Il 27 luglio il Gazzettino annunciava, con un articolo a quattro colonne, che “Il Consiglio comunale, in seduta notturna, con un voto bipartisan” aveva sdoganato il “don Vecchi 5”. Traduco: il Consiglio comunale di Venezia aveva deciso di concedere alla Fondazione ventisettemila metri quadrati di terreno in località Arzeroni in uso di superficie, ossia il suolo rimaneva di proprietà del Comune, ma concedeva alla Fondazione Carpinetum di costruire, a proprie spese e di gestire per 90 anni il “don Vecchi 5” che vi sarebbe sorto.
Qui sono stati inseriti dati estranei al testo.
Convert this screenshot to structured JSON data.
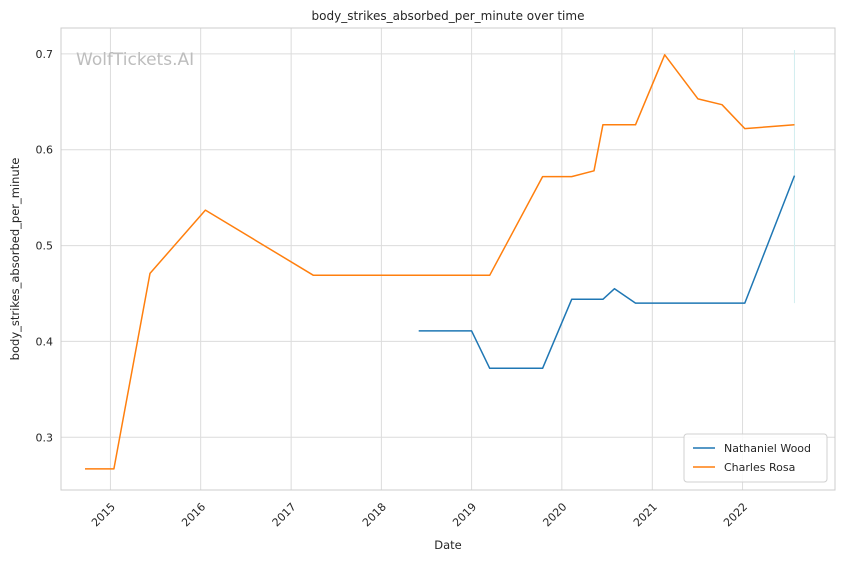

Un paio di settimane dopo mi è arrivato un messo comunale con il documento della comunicazione ufficiale. Da questo documento ho appreso che Bonzio, di Rifondazione Comunista, aveva votato contro, i due consiglieri della Lega si erano astenuti e un paio di socialisti, tra cui il capo dei miei chierichetti di un tempo, erano usciti in occasione della votazione.

Io sono del parere che si debba costantemente interloquire con i nostri amministratori. Ho scritto a quello di Rifondazione Comunista: “Non mi sarei mai aspettato che proprio Lei, che ha fatto la ragion d’essere della sua politica la difesa dei poveri, avrebbe votato contro”. La stessa cosa ho fatto con gli altri, non essendo però valide per questa gente, le regole della buona creanza, nessuno mi ha risposto. Ora spero che per le nuove votazioni girino al largo da noi!